REPUBLIKA.CO.ID, YERUSALEM -- Polisi Israel telah menggunakan drone, helikopter, dan granat kejut dalam beberapa hari terakhir untuk mencegah orang-orang berkumpul di lingkungan Yahudi ultra-Ortodoks di Yerusalem. Tindakan keras ini dilakukan bagi orang-orang yang menentang langkah-langkah Kementerian Kesehatan dalam memperlambat penyebaran virus corona.
Beberapa orang di lingkungan itu melakukan perlawanan sesekali dan pelecehan verbal saat petugas menegakkan tindakan. "Nazi!" teriak sekelompok anak laki-laki ketika polisi menarik orang-orang dari jalan-jalan sempit Mea Shearim.
Selain menyiarkan pesan 'Tetap di Rumah' dari helikopter dan pesawat nirawak, polisi telah mengeluarkan pelanggar dengan denda. Pertemuan publik saat ini terbatas hingga 10 orang dan setiap warga harus menjaga jarak dua meter.
Warga didesak untuk tinggal di rumah kecuali mereka perlu membeli makanan, mendapatkan perawatan medis, atau pergi bekerja yang dianggap penting oleh negara. Namun, komunitas ultra-Ortodoks yang kebanyakan tinggal di wilayah padat dan miskin tidak bisa menaati peraturan tersebut. Mereka tetap beribadah tiga kali sehari dengan massa yang cukup besar. Beberapa rabi juga meragukan tingkat risiko virus corona.
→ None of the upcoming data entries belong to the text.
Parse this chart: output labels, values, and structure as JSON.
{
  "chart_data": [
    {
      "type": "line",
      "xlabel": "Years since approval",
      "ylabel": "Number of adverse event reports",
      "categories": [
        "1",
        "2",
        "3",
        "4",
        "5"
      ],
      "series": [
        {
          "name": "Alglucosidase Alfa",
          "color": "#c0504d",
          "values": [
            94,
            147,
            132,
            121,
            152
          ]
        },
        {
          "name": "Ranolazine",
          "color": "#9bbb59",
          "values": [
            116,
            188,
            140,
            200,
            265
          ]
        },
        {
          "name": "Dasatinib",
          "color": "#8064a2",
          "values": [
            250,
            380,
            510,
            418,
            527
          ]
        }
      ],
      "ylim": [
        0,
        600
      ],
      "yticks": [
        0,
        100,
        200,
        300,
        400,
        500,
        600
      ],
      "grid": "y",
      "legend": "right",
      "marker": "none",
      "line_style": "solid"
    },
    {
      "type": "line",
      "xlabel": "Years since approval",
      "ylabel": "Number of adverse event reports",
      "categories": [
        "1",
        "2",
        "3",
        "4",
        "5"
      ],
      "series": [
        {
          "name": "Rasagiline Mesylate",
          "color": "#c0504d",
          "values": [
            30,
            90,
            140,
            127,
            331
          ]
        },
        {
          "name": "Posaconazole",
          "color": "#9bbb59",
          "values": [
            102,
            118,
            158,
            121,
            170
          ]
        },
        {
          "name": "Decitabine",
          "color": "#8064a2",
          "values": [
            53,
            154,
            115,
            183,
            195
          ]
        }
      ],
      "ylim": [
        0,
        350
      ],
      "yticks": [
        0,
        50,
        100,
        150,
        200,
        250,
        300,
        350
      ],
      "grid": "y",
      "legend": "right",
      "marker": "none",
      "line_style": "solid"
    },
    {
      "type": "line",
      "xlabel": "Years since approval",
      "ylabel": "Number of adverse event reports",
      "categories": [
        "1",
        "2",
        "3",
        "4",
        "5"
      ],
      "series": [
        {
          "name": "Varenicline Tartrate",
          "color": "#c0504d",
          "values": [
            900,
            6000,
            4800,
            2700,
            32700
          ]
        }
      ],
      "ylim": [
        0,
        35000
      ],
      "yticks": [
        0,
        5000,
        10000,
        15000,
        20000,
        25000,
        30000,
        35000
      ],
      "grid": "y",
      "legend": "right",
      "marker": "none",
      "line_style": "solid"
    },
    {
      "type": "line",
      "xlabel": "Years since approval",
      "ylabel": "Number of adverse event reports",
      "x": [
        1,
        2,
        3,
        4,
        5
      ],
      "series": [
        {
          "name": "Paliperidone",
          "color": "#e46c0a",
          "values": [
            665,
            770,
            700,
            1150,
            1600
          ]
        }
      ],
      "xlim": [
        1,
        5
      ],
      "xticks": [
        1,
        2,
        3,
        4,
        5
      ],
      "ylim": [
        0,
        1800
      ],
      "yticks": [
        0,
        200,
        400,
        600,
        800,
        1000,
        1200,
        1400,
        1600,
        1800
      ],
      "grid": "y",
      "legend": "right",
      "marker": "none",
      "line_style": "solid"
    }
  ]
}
Kepala ultra-Ortodoks ZAKA yang merupakan kelompok sukarela dalam kesehatan,
Yehuda Meshi-Zahav, mengatakan sebagian besar orang Yahudi ultra-Ortodoks mengikuti arahan Kementerian Kesehatan. Hanya sekelompok kecil yang menentang, mungkin karena alasan politik.
"Segala sesuatu yang mereka lakukan tidak memiliki nilai ketika mereka merupakan 'bom waktu' karena siapa orang akan terinfeksi," kata Meshi-Zahav tentang mereka yang tidak mengikuti pedoman pemerintah.
Israel telah melaporkan 4.347 kasus virus corona dan 15 kematian. Peringatan Kementerian Kesehatan menyatakan jumlah korban bisa mencapai ribuan ketika masyarakat tidak mengikuti pedoman yang telah diberlakukan.